Outra grande alegria foi o Mestre Ferrugem ter gravado a composição “vão”, música feita em parceria com Juliano Holanda. Tonino Arcoverde, Geraldo Maia, Lulu Araújo, Joaquim Izidro, Gonzaga Leal, Alessandra Leão… A lista é grande.
  
6️⃣ Como foi ser contemplado pela Lei Aldir Blanc e levar sua música para novos públicos durante a pandemia?  
Foi excelente e desafiador. A pandemia deixou ausências e marcas profundas. Mas, mesmo assim, fizemos um trabalho belo e consistente, cheio de participações especiais como a de Martins, Rachel Bourbon, Hugo Linns, Juliano Holanda e Mozart Ramos. 

7️⃣ Você acredita que a cena musical de Pernambuco continua sendo um grande celeiro de inovação artística?  
Sim. Pernambuco é celeiro cultural. Sempre foi vanguarda. Para citar um exemplo… Recentemente, participei do disco de Lua, uma nova cantora e compositora pernambucana. Participei tocando bandolim na música “samba verde” no seu mais recente disco “quimera”(2025).

8️⃣ O que te inspira na composição de letras e melodias? Como nascem suas músicas?  
Cada canção tem sua própria história. Seu próprio processo criativo. Tudo que vivo e sinto me inspira. Um livro, uma leitura, um filme… As vezes, a partir da leitura de um poema nasce uma música… Outras vezes, vem música antes e depois o texto e, outras vezes, música e letra vêm juntas. Não existe, assim sendo, uma “fórmula” de como fazer canções. 

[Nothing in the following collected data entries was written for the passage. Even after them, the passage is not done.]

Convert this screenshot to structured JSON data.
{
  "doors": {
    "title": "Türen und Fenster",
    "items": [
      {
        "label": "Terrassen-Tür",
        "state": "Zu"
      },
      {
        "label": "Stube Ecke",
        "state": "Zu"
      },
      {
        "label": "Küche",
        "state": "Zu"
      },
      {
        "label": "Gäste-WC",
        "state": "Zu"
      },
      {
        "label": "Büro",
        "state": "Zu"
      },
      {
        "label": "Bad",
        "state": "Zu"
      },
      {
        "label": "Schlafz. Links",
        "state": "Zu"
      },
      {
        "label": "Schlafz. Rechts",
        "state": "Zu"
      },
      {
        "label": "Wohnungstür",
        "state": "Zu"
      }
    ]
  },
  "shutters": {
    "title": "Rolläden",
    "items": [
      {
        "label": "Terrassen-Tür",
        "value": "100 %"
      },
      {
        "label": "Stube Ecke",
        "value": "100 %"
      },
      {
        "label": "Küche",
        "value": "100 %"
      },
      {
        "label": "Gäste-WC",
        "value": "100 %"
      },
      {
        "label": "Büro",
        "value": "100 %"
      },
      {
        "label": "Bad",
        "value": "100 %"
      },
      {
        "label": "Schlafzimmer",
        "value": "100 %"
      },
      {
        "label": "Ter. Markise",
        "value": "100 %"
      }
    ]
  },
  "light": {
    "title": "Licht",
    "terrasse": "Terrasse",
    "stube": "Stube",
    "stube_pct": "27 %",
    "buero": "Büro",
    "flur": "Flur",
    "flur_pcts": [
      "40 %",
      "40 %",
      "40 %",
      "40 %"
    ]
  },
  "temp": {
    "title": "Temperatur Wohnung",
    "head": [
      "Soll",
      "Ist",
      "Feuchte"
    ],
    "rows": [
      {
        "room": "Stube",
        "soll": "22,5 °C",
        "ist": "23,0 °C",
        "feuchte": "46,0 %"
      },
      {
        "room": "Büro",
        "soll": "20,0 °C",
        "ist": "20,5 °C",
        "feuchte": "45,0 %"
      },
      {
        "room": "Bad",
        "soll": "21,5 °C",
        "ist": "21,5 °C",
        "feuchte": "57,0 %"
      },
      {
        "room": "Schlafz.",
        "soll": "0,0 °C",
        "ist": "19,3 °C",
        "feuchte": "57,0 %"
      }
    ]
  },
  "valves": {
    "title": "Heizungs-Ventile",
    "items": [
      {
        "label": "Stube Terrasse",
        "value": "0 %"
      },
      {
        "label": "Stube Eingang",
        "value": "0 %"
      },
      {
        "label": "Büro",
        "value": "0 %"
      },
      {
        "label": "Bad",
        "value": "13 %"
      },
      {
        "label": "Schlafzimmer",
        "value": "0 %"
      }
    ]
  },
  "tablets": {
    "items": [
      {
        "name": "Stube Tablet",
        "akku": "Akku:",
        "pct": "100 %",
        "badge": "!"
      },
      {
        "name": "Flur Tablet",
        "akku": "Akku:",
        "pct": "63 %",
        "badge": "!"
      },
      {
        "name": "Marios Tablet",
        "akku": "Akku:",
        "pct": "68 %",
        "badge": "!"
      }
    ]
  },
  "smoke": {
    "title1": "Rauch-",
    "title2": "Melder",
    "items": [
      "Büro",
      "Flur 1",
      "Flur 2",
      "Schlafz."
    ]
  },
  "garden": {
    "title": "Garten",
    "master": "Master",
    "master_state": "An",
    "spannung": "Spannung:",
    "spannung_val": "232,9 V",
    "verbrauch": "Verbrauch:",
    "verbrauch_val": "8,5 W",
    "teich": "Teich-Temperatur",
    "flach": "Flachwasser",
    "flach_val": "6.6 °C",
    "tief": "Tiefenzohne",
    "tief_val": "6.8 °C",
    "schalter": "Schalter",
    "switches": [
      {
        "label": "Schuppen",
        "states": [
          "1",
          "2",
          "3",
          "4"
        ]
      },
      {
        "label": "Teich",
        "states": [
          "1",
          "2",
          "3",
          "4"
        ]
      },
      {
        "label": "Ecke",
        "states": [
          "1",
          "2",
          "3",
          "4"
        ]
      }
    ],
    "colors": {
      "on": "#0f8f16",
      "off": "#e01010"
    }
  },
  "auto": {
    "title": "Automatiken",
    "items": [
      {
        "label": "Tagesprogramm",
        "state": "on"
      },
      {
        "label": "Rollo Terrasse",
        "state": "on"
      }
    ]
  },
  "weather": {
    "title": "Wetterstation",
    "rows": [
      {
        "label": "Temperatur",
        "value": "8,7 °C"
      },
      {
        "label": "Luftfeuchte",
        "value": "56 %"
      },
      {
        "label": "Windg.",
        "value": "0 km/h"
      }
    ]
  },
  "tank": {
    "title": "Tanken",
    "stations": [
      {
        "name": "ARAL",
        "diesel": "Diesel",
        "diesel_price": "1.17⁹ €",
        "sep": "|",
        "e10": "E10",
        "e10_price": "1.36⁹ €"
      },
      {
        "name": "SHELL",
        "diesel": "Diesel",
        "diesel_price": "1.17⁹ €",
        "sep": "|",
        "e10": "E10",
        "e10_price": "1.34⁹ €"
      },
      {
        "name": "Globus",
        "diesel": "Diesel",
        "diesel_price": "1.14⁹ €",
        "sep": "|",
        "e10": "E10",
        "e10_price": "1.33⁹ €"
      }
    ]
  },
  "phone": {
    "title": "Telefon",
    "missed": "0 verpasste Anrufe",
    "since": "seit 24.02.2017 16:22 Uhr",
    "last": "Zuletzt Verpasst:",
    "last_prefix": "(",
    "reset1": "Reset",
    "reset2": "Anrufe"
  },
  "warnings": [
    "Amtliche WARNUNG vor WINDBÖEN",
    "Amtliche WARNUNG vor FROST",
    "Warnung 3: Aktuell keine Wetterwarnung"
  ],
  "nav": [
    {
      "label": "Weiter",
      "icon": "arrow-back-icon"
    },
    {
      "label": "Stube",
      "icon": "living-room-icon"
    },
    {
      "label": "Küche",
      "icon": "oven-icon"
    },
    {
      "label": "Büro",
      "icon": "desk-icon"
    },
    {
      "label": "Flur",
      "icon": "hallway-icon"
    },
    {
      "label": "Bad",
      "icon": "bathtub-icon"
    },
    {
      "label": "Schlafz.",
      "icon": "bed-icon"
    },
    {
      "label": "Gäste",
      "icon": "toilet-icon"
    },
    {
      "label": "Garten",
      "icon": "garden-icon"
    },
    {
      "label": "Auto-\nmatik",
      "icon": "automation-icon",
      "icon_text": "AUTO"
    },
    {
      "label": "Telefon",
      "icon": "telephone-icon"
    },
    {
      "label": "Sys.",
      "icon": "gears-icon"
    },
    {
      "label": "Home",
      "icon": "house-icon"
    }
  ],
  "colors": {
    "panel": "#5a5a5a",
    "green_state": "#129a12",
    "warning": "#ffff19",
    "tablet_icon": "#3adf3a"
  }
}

9️⃣ Quais são os desafios de se manter independente na indústria musical hoje?  
A precarização das profissões é um grande desafio que estamos enfrentando por causa dos avanços tecnológicos. Uma contradição, não é mesmo? Mas, se mantivermos o foco e soubermos aproveitar as oportunidades de trabalho que surgirem, nós conseguimos driblar os obstáculos e seguir re-existindo. 
Sempre nos renovando. E transformando o mundo ao nosso redor, assim espero! Faço arte para mudar o mundo. Tentar criar um lugar mais acolhedor para todas as pessoas, como a Natureza nos ensina.

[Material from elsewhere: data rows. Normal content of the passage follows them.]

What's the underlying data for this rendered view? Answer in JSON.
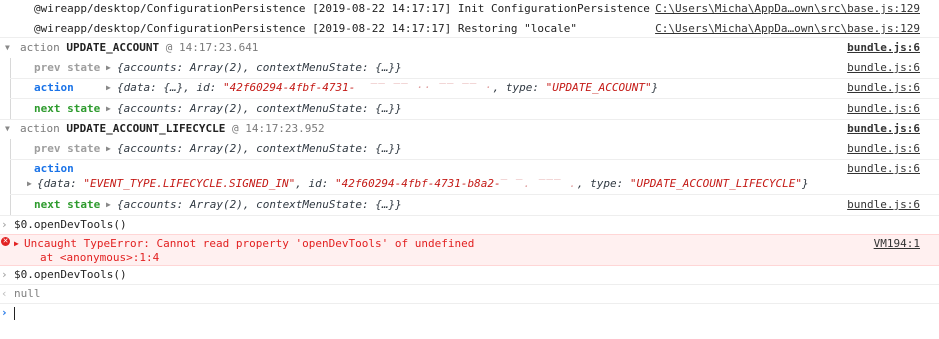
{
  "logs": [
    {
      "text": "@wireapp/desktop/ConfigurationPersistence [2019-08-22 14:17:17] Init ConfigurationPersistence",
      "source": "C:\\Users\\Micha\\AppDa…own\\src\\base.js:129"
    },
    {
      "text": "@wireapp/desktop/ConfigurationPersistence [2019-08-22 14:17:17] Restoring \"locale\"",
      "source": "C:\\Users\\Micha\\AppDa…own\\src\\base.js:129"
    }
  ],
  "group1": {
    "keyword": "action",
    "name": "UPDATE_ACCOUNT",
    "time": "@ 14:17:23.641",
    "source": "bundle.js:6",
    "prev_label": "prev state",
    "prev_value": "{accounts: Array(2), contextMenuState: {…}}",
    "prev_source": "bundle.js:6",
    "action_label": "action",
    "action_prefix": "{data: {…}, id: ",
    "action_id": "\"42f60294-4fbf-4731-",
    "action_suffix": ", type: ",
    "action_type": "\"UPDATE_ACCOUNT\"",
    "action_close": "}",
    "action_source": "bundle.js:6",
    "next_label": "next state",
    "next_value": "{accounts: Array(2), contextMenuState: {…}}",
    "next_source": "bundle.js:6"
  },
  "group2": {
    "keyword": "action",
    "name": "UPDATE_ACCOUNT_LIFECYCLE",
    "time": "@ 14:17:23.952",
    "source": "bundle.js:6",
    "prev_label": "prev state",
    "prev_value": "{accounts: Array(2), contextMenuState: {…}}",
    "prev_source": "bundle.js:6",
    "action_label": "action",
    "action_source": "bundle.js:6",
    "action_prefix": "{data: ",
    "action_data": "\"EVENT_TYPE.LIFECYCLE.SIGNED_IN\"",
    "action_mid": ", id: ",
    "action_id": "\"42f60294-4fbf-4731-b8a2-",
    "action_suffix": ", type: ",
    "action_type": "\"UPDATE_ACCOUNT_LIFECYCLE\"",
    "action_close": "}",
    "next_label": "next state",
    "next_value": "{accounts: Array(2), contextMenuState: {…}}",
    "next_source": "bundle.js:6"
  },
  "cmd1": "$0.openDevTools()",
  "error": {
    "message": "Uncaught TypeError: Cannot read property 'openDevTools' of undefined",
    "stack": "at <anonymous>:1:4",
    "source": "VM194:1"
  },
  "cmd2": "$0.openDevTools()",
  "result": "null",
  "colors": {
    "prompt": "#1a73e8",
    "error": "#e22121",
    "string": "#c41a16",
    "group_blue": "#1a73e8",
    "group_green": "#2e9b2e",
    "grey": "#9e9e9e"
  },
  "icons": [
    "prompt-chevron-icon",
    "result-chevron-icon",
    "expand-triangle-icon",
    "error-icon"
  ]
}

🔟 O que podemos esperar de Publius para os próximos anos? 
Novos sons, novos sonhos! Sonhos sempre inquietos! Sempre procurando fazer sentido! Ser asa e ser raiz! Estou compondo uma trilha sonora inédita para uma peça teatral e prometo novas canções, novos discos com o Rabecado, além de novos discos do meu projeto solo.